Natürlich gibt es diese allgemeine Gewalt gegen Frauen, aber wenn wir dabei die kulturellen und religiösen Hintergründe von bestimmten Phänomenen ausblenden, hilft das nicht weiter. Ich habe den Eindruck, dass teilweise die allgemeine Diskussion über die Abwertung von Frauen und die Ablehnung von Emanzipation und Gleichberechtigung dazu führt, dass wir im Speziellen nicht weiterkommen.
Damit meine ich die Unterdrückung und die Gewalt in patriarchalischen Strukturen, die bei vielen Flüchtlingen herrschen. Und in der Folge führt das natürlich dazu, dass man zu wenig dafür tut, diese Leute zu erreichen. Es hilft ja nicht, bloß zu sagen: In Deutschland herrscht Gleichberechtigung. Migrationsarbeit bedeutet ja, dass man die Flüchtlinge für die Werte dieser Gesellschaft gewinnt.
Integrationsarbeit bedeutet Ängste abzubauen und für Freiheit zu begeistern. Dazu gehört auch die Bekämpfung von Parallelgesellschaften. Bei diesen Punkten sehe ich noch ganz große Defizite.
Es gibt viele Flüchtlingsinitiativen. Wie sind Ihre Erfahrungen mit ihnen? Vermitteln sie effektiv, dass Frauen ein Selbstbestimmungsrecht bei ihrer Sexualität haben und dass sie gleichberechtigt sind?
Im Einzelnen ja, im Allgemeinen gar nicht. Ein Großteil der Flüchtlingsinitiativen versteht sich als Schutzmacht für Flüchtlinge gegen Rechte und gegen jene Menschen, die Flüchtlinge ablehnen. Das ist natürlich ein unterstützenswertes Ziel und eine notwendige Aufgabe, aber die Initiativen nehmen die Menschen, die sie schützen wollen, nicht in die Verantwortung.
Stattdessen wollen sie nur zeigen, dass sie die besseren Deutschen sind, große Moral besitzen und offen und vielfältig sind. Aber Vielfalt ist nicht nur positiv. Zur Vielfalt gehört auch der massive Druck auf Frauen, wenn sie den Moralvorstellungen der Männer nicht entsprechen.
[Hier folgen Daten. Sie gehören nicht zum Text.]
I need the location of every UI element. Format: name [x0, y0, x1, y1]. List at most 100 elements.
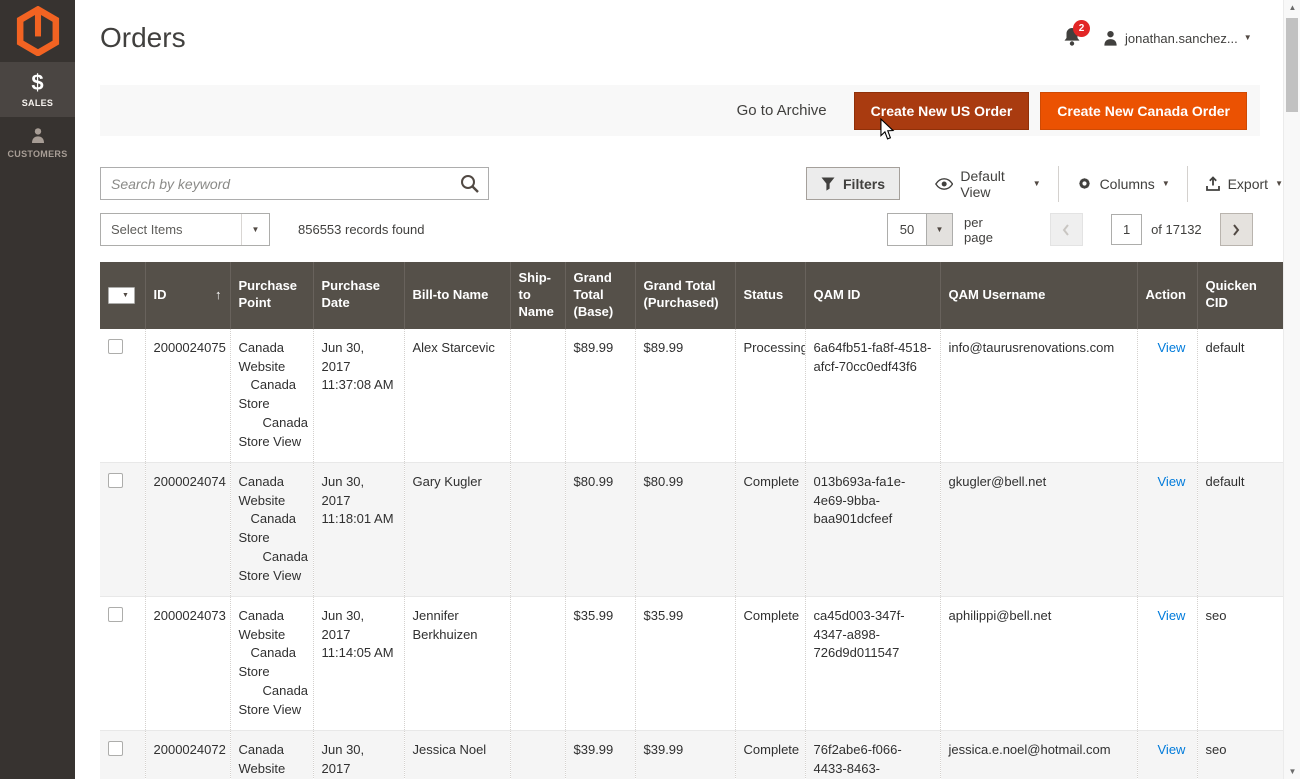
column-header-grand-total-purchased[interactable]: Grand Total (Purchased) — [635, 262, 735, 329]
column-header-grand-total-base[interactable]: Grand Total (Base) — [565, 262, 635, 329]
column-header-qam-id[interactable]: QAM ID — [805, 262, 940, 329]
orders-table-body: 2000024075Canada WebsiteCanada StoreCana… — [100, 329, 1283, 779]
qam-username-cell: gkugler@bell.net — [940, 462, 1137, 596]
scrollbar-up-icon[interactable]: ▲ — [1284, 0, 1300, 15]
column-header-bill-to-name[interactable]: Bill-to Name — [404, 262, 510, 329]
row-select-cell — [100, 329, 145, 463]
per-page-select[interactable]: 50 ▼ — [887, 213, 953, 246]
view-order-link[interactable]: View — [1146, 742, 1186, 757]
notifications-button[interactable]: 2 — [1062, 26, 1088, 50]
order-id-cell: 2000024074 — [145, 462, 230, 596]
order-id-cell: 2000024072 — [145, 730, 230, 779]
purchase-date-line: 11:14:05 AM — [322, 644, 396, 663]
sidebar-item-label: CUSTOMERS — [7, 149, 67, 159]
column-header-action[interactable]: Action — [1137, 262, 1197, 329]
view-order-link[interactable]: View — [1146, 340, 1186, 355]
sidebar-item-customers[interactable]: CUSTOMERS — [0, 117, 75, 168]
chevron-right-icon — [1231, 223, 1241, 237]
view-selector[interactable]: Default View ▼ — [918, 167, 1058, 200]
magento-logo-icon[interactable] — [0, 0, 75, 62]
next-page-button[interactable] — [1220, 213, 1253, 246]
sidebar-item-sales[interactable]: $ SALES — [0, 62, 75, 117]
sales-dollar-icon: $ — [31, 72, 43, 94]
purchase-date-cell: Jun 30, 201711:37:08 AM — [313, 329, 404, 463]
eye-icon — [935, 177, 953, 191]
view-order-link[interactable]: View — [1146, 608, 1186, 623]
keyword-search — [100, 167, 489, 200]
orders-table: ▼ ID ↑ Purchase Point Purchase Date Bill… — [100, 262, 1284, 779]
qam-username-cell: aphilippi@bell.net — [940, 596, 1137, 730]
bill-to-name-cell: Alex Starcevic — [404, 329, 510, 463]
row-checkbox[interactable] — [108, 607, 123, 622]
table-row: 2000024075Canada WebsiteCanada StoreCana… — [100, 329, 1283, 463]
filter-funnel-icon — [821, 177, 835, 191]
purchase-point-cell: Canada WebsiteCanada StoreCanada Store V… — [230, 462, 313, 596]
purchase-point-cell: Canada WebsiteCanada StoreCanada Store V… — [230, 596, 313, 730]
purchase-date-line: 11:37:08 AM — [322, 376, 396, 395]
records-found-label: 856553 records found — [298, 222, 424, 237]
purchase-date-line: Jun 30, 2017 — [322, 607, 396, 645]
column-header-status[interactable]: Status — [735, 262, 805, 329]
checkbox-icon — [109, 288, 122, 303]
gear-icon — [1076, 175, 1093, 192]
chevron-down-icon: ▼ — [241, 214, 269, 245]
qam-id-cell: 6a64fb51-fa8f-4518-afcf-70cc0edf43f6 — [805, 329, 940, 463]
select-all-header: ▼ — [100, 262, 145, 329]
previous-page-button[interactable] — [1050, 213, 1083, 246]
table-row: 2000024074Canada WebsiteCanada StoreCana… — [100, 462, 1283, 596]
column-header-purchase-date[interactable]: Purchase Date — [313, 262, 404, 329]
columns-control[interactable]: Columns ▼ — [1059, 167, 1187, 200]
purchase-point-line: Canada Store — [239, 376, 305, 414]
purchase-point-line: Canada Store View — [239, 682, 305, 720]
mass-action-label: Select Items — [101, 222, 241, 237]
qam-id-cell: 013b693a-fa1e-4e69-9bba-baa901dcfeef — [805, 462, 940, 596]
orders-page: $ SALES CUSTOMERS Orders 2 — [0, 0, 1300, 779]
purchase-date-line: Jun 30, 2017 — [322, 473, 396, 511]
purchase-date-line: Jun 30, 2017 — [322, 339, 396, 377]
admin-user-menu[interactable]: jonathan.sanchez... ▼ — [1102, 30, 1252, 47]
purchase-date-cell: Jun 30, 201711:18:01 AM — [313, 462, 404, 596]
chevron-down-icon: ▼ — [1275, 180, 1283, 188]
chevron-down-icon: ▼ — [122, 291, 134, 300]
purchase-point-cell: Canada WebsiteCanada StoreCanada Store V… — [230, 730, 313, 779]
search-input[interactable] — [100, 167, 489, 200]
action-cell: View — [1137, 462, 1197, 596]
status-cell: Complete — [735, 462, 805, 596]
row-checkbox[interactable] — [108, 339, 123, 354]
column-header-id[interactable]: ID ↑ — [145, 262, 230, 329]
purchase-date-line: 11:18:01 AM — [322, 510, 396, 529]
chevron-down-icon: ▼ — [1033, 180, 1041, 188]
ship-to-name-cell — [510, 462, 565, 596]
row-checkbox[interactable] — [108, 473, 123, 488]
user-icon — [1102, 30, 1119, 47]
qam-id-cell: ca45d003-347f-4347-a898-726d9d011547 — [805, 596, 940, 730]
column-header-purchase-point[interactable]: Purchase Point — [230, 262, 313, 329]
row-checkbox[interactable] — [108, 741, 123, 756]
column-header-ship-to-name[interactable]: Ship-to Name — [510, 262, 565, 329]
order-id-cell: 2000024073 — [145, 596, 230, 730]
view-selector-label: Default View — [960, 168, 1025, 200]
row-select-cell — [100, 596, 145, 730]
page-title: Orders — [100, 22, 186, 54]
grand-total-base-cell: $39.99 — [565, 730, 635, 779]
select-all-checkbox[interactable]: ▼ — [108, 287, 135, 304]
column-header-quicken-cid[interactable]: Quicken CID — [1197, 262, 1283, 329]
create-new-us-order-button[interactable]: Create New US Order — [854, 92, 1030, 130]
sidebar: $ SALES CUSTOMERS — [0, 0, 75, 779]
current-page-input[interactable] — [1111, 214, 1142, 245]
scrollbar-down-icon[interactable]: ▼ — [1284, 764, 1300, 779]
chevron-down-icon: ▼ — [1244, 34, 1252, 42]
sidebar-item-label: SALES — [22, 98, 54, 108]
scrollbar-thumb[interactable] — [1286, 18, 1298, 112]
page-actions-band: Go to Archive Create New US Order Create… — [100, 85, 1260, 136]
filters-button[interactable]: Filters — [806, 167, 900, 200]
vertical-scrollbar[interactable]: ▲ ▼ — [1283, 0, 1300, 779]
search-submit-button[interactable] — [459, 172, 483, 196]
mass-action-select[interactable]: Select Items ▼ — [100, 213, 270, 246]
column-header-qam-username[interactable]: QAM Username — [940, 262, 1137, 329]
export-icon — [1205, 176, 1221, 192]
go-to-archive-link[interactable]: Go to Archive — [737, 102, 827, 119]
view-order-link[interactable]: View — [1146, 474, 1186, 489]
grand-total-base-cell: $35.99 — [565, 596, 635, 730]
create-new-canada-order-button[interactable]: Create New Canada Order — [1040, 92, 1247, 130]
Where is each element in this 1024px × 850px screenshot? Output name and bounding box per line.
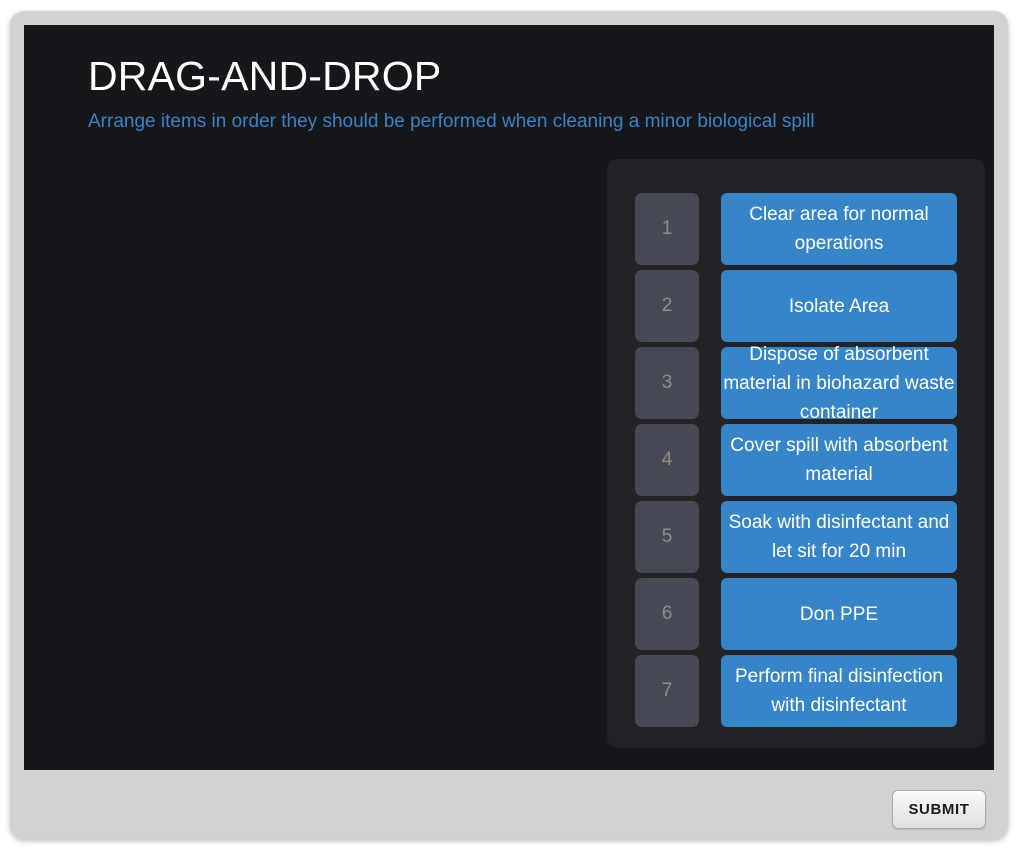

Vielfalt ist auch eine Herausforderung. Wenn ich bestimmte Probleme ausblende, weil ich Angst habe, dass die falsche Seite davon profitiert, dann nehme ich in Kauf, dass solche Phänomene wie im Extremfall ein Ehrenmord entstehen und bleiben. Das Schlimme ist ja: Unter diesen Problemen leiden ja auch Flüchtlinge, also die Menschen, die eigentlich geschützt werden sollen.
Aber es leidet vor allem eine Gruppe: die Frauen, die Opfer. Damit verliert eine gut gemeinte Arbeit erheblich an Bedeutung. Mit Moral hat es nicht mehr viel zu tun, wenn man in Kauf nimmt, dass Frauen in patriarchalischen Strukturen unterdrückt werden.